Although we used oligonucleotide-based microarrays in our experiments, some of our findings may be generalized to other types of arrays, with some notable differences. For example, because some single-nucleotide polymorphism–based arrays provide not only data on copy number but also genotypic data, the array data should be able to indicate possible MCC regardless of fetal sex and differentiate it from fetal mosaicism based on altered genotype frequencies. Single-nucleotide polymorphism arrays may be as sensitive, or more sensitive, to MCC than CGH-based arrays, as one study showed that chimerism at a 5% level could be detected.29 Research has shown that single-nucleotide polymorphism arrays may be able to detect whole-chromosome mosaicism at levels as low as 5–7%,29,30 although smaller CNVs have not been formally evaluated.29 Determining how undetected low-level MCC would alter the ability of the single-nucleotide polymorphism array to detect subtle abnormalities such as small deletions or duplications or low-level mosaicism would be important for each practicing laboratory to determine.

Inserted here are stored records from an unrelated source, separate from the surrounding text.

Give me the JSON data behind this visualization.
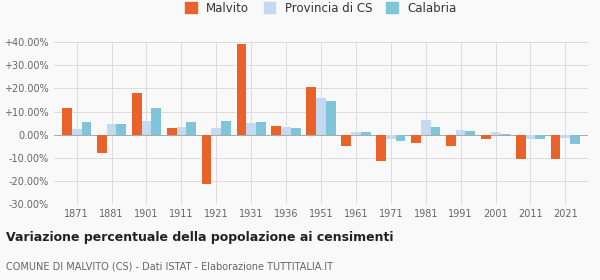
{
  "years": [
    1871,
    1881,
    1901,
    1911,
    1921,
    1931,
    1936,
    1951,
    1961,
    1971,
    1981,
    1991,
    2001,
    2011,
    2021
  ],
  "malvito": [
    11.5,
    -8.0,
    18.0,
    3.0,
    -21.0,
    39.0,
    4.0,
    20.5,
    -5.0,
    -11.5,
    -3.5,
    -5.0,
    -2.0,
    -10.5,
    -10.5
  ],
  "provincia_cs": [
    2.5,
    4.5,
    6.0,
    3.5,
    3.0,
    5.0,
    3.5,
    16.0,
    1.0,
    -2.0,
    6.5,
    2.0,
    1.0,
    -2.0,
    -1.5
  ],
  "calabria": [
    5.5,
    4.5,
    11.5,
    5.5,
    6.0,
    5.5,
    3.0,
    14.5,
    1.0,
    -2.5,
    3.5,
    1.5,
    0.5,
    -2.0,
    -4.0
  ],
  "color_malvito": "#e8622a",
  "color_provincia": "#c5d9f0",
  "color_calabria": "#7fc4d8",
  "ylim": [
    -30,
    40
  ],
  "yticks": [
    -30,
    -20,
    -10,
    0,
    10,
    20,
    30,
    40
  ],
  "ytick_labels": [
    "-30.00%",
    "-20.00%",
    "-10.00%",
    "0.00%",
    "+10.00%",
    "+20.00%",
    "+30.00%",
    "+40.00%"
  ],
  "title": "Variazione percentuale della popolazione ai censimenti",
  "subtitle": "COMUNE DI MALVITO (CS) - Dati ISTAT - Elaborazione TUTTITALIA.IT",
  "legend_labels": [
    "Malvito",
    "Provincia di CS",
    "Calabria"
  ],
  "bar_width": 0.28,
  "background_color": "#f9f9f9",
  "grid_color": "#dddddd"
}
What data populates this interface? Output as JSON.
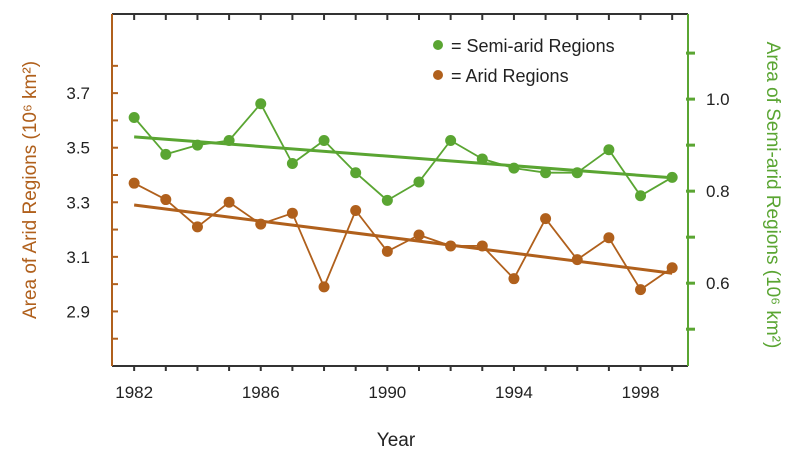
{
  "chart_data": {
    "type": "line",
    "xlabel": "Year",
    "ylabel_left": "Area of Arid Regions (10⁶ km²)",
    "ylabel_right": "Area of Semi-arid Regions (10⁶ km²)",
    "xlim": [
      1981.3,
      1999.5
    ],
    "ylim_left": [
      2.7,
      3.99
    ],
    "ylim_right": [
      0.42,
      1.185
    ],
    "x_ticks": [
      1982,
      1986,
      1990,
      1994,
      1998
    ],
    "x_tick_labels": [
      "1982",
      "1986",
      "1990",
      "1994",
      "1998"
    ],
    "y_left_ticks": [
      2.9,
      3.1,
      3.3,
      3.5,
      3.7
    ],
    "y_left_tick_labels": [
      "2.9",
      "3.1",
      "3.3",
      "3.5",
      "3.7"
    ],
    "y_right_ticks": [
      0.6,
      0.8,
      1.0
    ],
    "y_right_tick_labels": [
      "0.6",
      "0.8",
      "1.0"
    ],
    "legend": {
      "placement": "top-right",
      "entries": [
        "= Semi-arid Regions",
        "= Arid Regions"
      ]
    },
    "series": [
      {
        "name": "Semi-arid Regions",
        "axis": "right",
        "color": "#5aa532",
        "x": [
          1982,
          1983,
          1984,
          1985,
          1986,
          1987,
          1988,
          1989,
          1990,
          1991,
          1992,
          1993,
          1994,
          1995,
          1996,
          1997,
          1998,
          1999
        ],
        "values": [
          0.96,
          0.88,
          0.9,
          0.91,
          0.99,
          0.86,
          0.91,
          0.84,
          0.78,
          0.82,
          0.91,
          0.87,
          0.85,
          0.84,
          0.84,
          0.89,
          0.79,
          0.83
        ],
        "trend": [
          0.918,
          0.829
        ]
      },
      {
        "name": "Arid Regions",
        "axis": "left",
        "color": "#b0601c",
        "x": [
          1982,
          1983,
          1984,
          1985,
          1986,
          1987,
          1988,
          1989,
          1990,
          1991,
          1992,
          1993,
          1994,
          1995,
          1996,
          1997,
          1998,
          1999
        ],
        "values": [
          3.37,
          3.31,
          3.21,
          3.3,
          3.22,
          3.26,
          2.99,
          3.27,
          3.12,
          3.18,
          3.14,
          3.14,
          3.02,
          3.24,
          3.09,
          3.17,
          2.98,
          3.06
        ],
        "trend": [
          3.29,
          3.04
        ]
      }
    ]
  }
}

Given the critical nature of prenatal samples and the possibility of medium to high levels of MCC obscuring fetal abnormalities on microarray testing, it is appropriate to conduct MCC studies concurrently with all microarray studies, consistent with the recommendations of the recent Association for Molecular Pathology report.15 If MCC studies pose a challenge (e.g., financially or due to a lack of a maternal sample), aCGH results from a male fetus may sometimes still be interpreted, as data from the array experiment can be used to exclude interfering levels of MCC. For the most accurate interpretation of how MCC may affect microarray results, the independent methodology used to confirm the presence of MCC should be quantitative. If MCC is present above the level at which it could obscure results (22–31% in our experiments), getting fully informative results would require rerunning the microarray using DNA extracted from a different culture or new fetal specimen. When a sample has MCC at a level lower than what would obscure an abnormal result (<~20%), repeating the analysis would give a slight increase in the ability to detect fetal mosaicism, and this should be described when reporting results for samples with low-level MCC. Finally, the way that MCC affects microarray results is highly dependent on array platform, experimental techniques, software algorithms, and quality of the microarray data, so it is critical that each laboratory perform its own analysis to determine acceptable levels of MCC for all prenatal assays offered. As array platforms increase in the density of coverage, with some including dense exonic-level coverage for an increasing number of genes, some very small abnormalities, which are most easily obscured by low levels of MCC, could be of clinical concern. Therefore, MCC studies should continue to be an integral part of prenatal microarray analysis.

Disclosure

The authors are current or former employees of Signature Genomic Laboratories, PerkinElmer. A.N.L., J.C., J.B.R., L.G.S., and B.C.B. own stock in PerkinElmer. This study was funded by Signature Genomic Laboratories.